Tip 1 - Carefully adjust the number of threads

The number of threads determines how much workload you can generate against the database. Imagine that you are trying to run a test with 10,000 operations per second, but you are only achieving 8,000 operations per second. Is this because the database can't keep up with the load? Not necessarily. Imagine that you are running with 100 client threads (e.g. "-threads 100") and each operation is taking 12 milliseconds on average. Each thread will only be able to generate 83 operations per second, because each thread operates sequentially. Over 100 threads, your client will only generate 8300 operations per second, even if the database can support more. Increasing the number of threads ensures there are enough parallel clients hitting the database so that the database, not the client, is the bottleneck.

To calculate the number of threads needed, you should have some idea of the expected latency. For example, at 10,000 operations per second, we might expect the database to have a latency of 10-30 milliseconds on average.

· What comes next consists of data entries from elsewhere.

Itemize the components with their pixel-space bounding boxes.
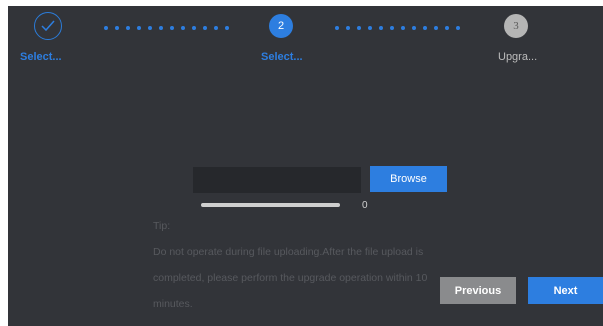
step-1-label: Select... — [20, 51, 62, 63]
previous-button[interactable]: Previous — [440, 277, 516, 304]
browse-button[interactable]: Browse — [370, 166, 447, 192]
step-3-indicator: 3 — [504, 14, 528, 38]
step-2-indicator: 2 — [269, 14, 293, 38]
step-2-label: Select... — [261, 51, 303, 63]
upload-progress-value: 0 — [362, 200, 368, 211]
check-icon — [41, 20, 55, 32]
step-3-label: Upgra... — [498, 51, 538, 63]
tip-block: Tip: Do not operate during file uploadin… — [153, 213, 453, 317]
step-connector-2 — [335, 26, 460, 30]
upgrade-wizard: Select... 2 Select... 3 Upgra... Browse … — [8, 6, 603, 326]
step-1-indicator — [34, 12, 62, 40]
upload-progress-bar — [201, 203, 340, 207]
tip-text: Do not operate during file uploading.Aft… — [153, 246, 428, 310]
tip-heading: Tip: — [153, 220, 171, 232]
next-button[interactable]: Next — [528, 277, 603, 304]
step-connector-1 — [104, 26, 229, 30]
file-path-field[interactable] — [193, 167, 361, 193]
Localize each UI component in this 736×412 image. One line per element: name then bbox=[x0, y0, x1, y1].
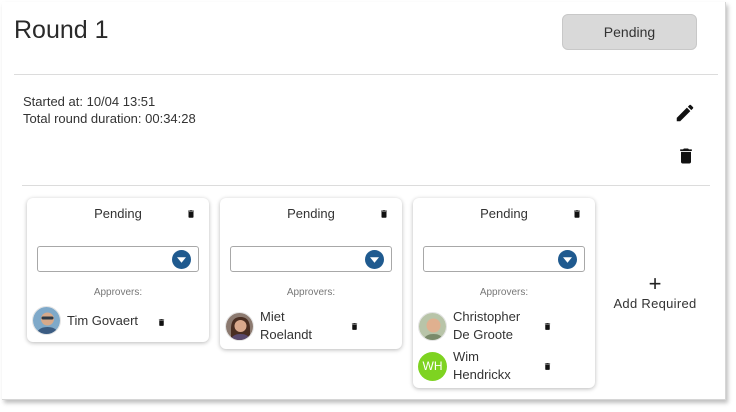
approver-item: Christopher De Groote bbox=[418, 308, 533, 344]
approver-name: Christopher De Groote bbox=[453, 309, 521, 342]
approver-select[interactable] bbox=[37, 246, 199, 272]
round-meta: Started at: 10/04 13:51 Total round dura… bbox=[23, 93, 196, 127]
round-panel: Round 1 Pending Started at: 10/04 13:51 … bbox=[2, 2, 726, 400]
round-title: Round 1 bbox=[14, 16, 109, 44]
approver-name: Tim Govaert bbox=[67, 312, 139, 328]
approvers-label: Approvers: bbox=[93, 287, 143, 298]
select-chevron[interactable] bbox=[558, 250, 577, 269]
delete-card-button[interactable] bbox=[379, 207, 389, 219]
plus-icon: + bbox=[648, 271, 662, 296]
delete-card-button[interactable] bbox=[186, 207, 196, 219]
avatar bbox=[32, 306, 61, 335]
avatar bbox=[418, 311, 447, 341]
add-required-button[interactable]: + Add Required bbox=[605, 271, 705, 312]
trash-icon bbox=[351, 323, 358, 330]
remove-approver-button[interactable] bbox=[157, 315, 166, 326]
card-status: Pending bbox=[287, 206, 335, 221]
approval-card: Pending Approvers: Tim Govaert bbox=[27, 198, 209, 342]
avatar bbox=[225, 311, 254, 341]
round-duration: Total round duration: 00:34:28 bbox=[23, 111, 196, 126]
approvers-label: Approvers: bbox=[286, 287, 336, 298]
card-status: Pending bbox=[480, 206, 528, 221]
trash-icon bbox=[544, 363, 551, 370]
chevron-down-icon bbox=[563, 256, 572, 263]
divider bbox=[14, 74, 718, 75]
approver-select[interactable] bbox=[230, 246, 392, 272]
pencil-icon bbox=[676, 104, 694, 122]
approval-card: Pending Approvers: Christopher De Groote bbox=[413, 198, 595, 388]
remove-approver-button[interactable] bbox=[543, 319, 552, 330]
approval-card: Pending Approvers: Miet Roelandt bbox=[220, 198, 402, 349]
add-required-label: Add Required bbox=[613, 296, 697, 311]
approver-item: Tim Govaert bbox=[32, 306, 138, 335]
select-chevron[interactable] bbox=[172, 250, 191, 269]
trash-icon bbox=[544, 323, 551, 330]
trash-icon bbox=[680, 148, 692, 164]
trash-icon bbox=[188, 210, 194, 218]
trash-icon bbox=[158, 319, 165, 326]
edit-round-button[interactable] bbox=[674, 102, 696, 124]
trash-icon bbox=[381, 210, 387, 218]
chevron-down-icon bbox=[370, 256, 379, 263]
round-status-button[interactable]: Pending bbox=[562, 14, 697, 50]
card-status: Pending bbox=[94, 206, 142, 221]
approver-item: Miet Roelandt bbox=[225, 308, 330, 344]
remove-approver-button[interactable] bbox=[543, 359, 552, 370]
delete-round-button[interactable] bbox=[676, 145, 696, 167]
approver-name: Miet Roelandt bbox=[260, 309, 313, 342]
started-at: Started at: 10/04 13:51 bbox=[23, 94, 156, 109]
approver-select[interactable] bbox=[423, 246, 585, 272]
avatar-initials: WH bbox=[418, 351, 447, 381]
remove-approver-button[interactable] bbox=[350, 319, 359, 330]
select-chevron[interactable] bbox=[365, 250, 384, 269]
chevron-down-icon bbox=[177, 256, 186, 263]
approvers-label: Approvers: bbox=[479, 287, 529, 298]
divider bbox=[22, 185, 710, 186]
approver-item: WH Wim Hendrickx bbox=[418, 348, 533, 384]
trash-icon bbox=[574, 210, 580, 218]
delete-card-button[interactable] bbox=[572, 207, 582, 219]
approver-name: Wim Hendrickx bbox=[453, 349, 511, 382]
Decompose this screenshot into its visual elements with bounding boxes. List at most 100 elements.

So you to generate 10,000 operations per second, you will need (Ops per sec / (1000 / avg latency in ms) ), or (10000/(1000/30))=300 threads. In fact, to be conservative, you might consider having 400 threads. Although this is a lot of threads, each thread will spend most of its time waiting for the database to respond, so the context switching overhead will be low.

Experiment with increasing the number of threads, especially if you find you are not reaching your target throughput. Eventually, of course, you will saturate the database and there will be no way to increase the number of threads to get more throughput (in fact, increasing the number of client threads may make things worse) but you need to have enough threads to ensure it is the database, not the client, that is the bottleneck.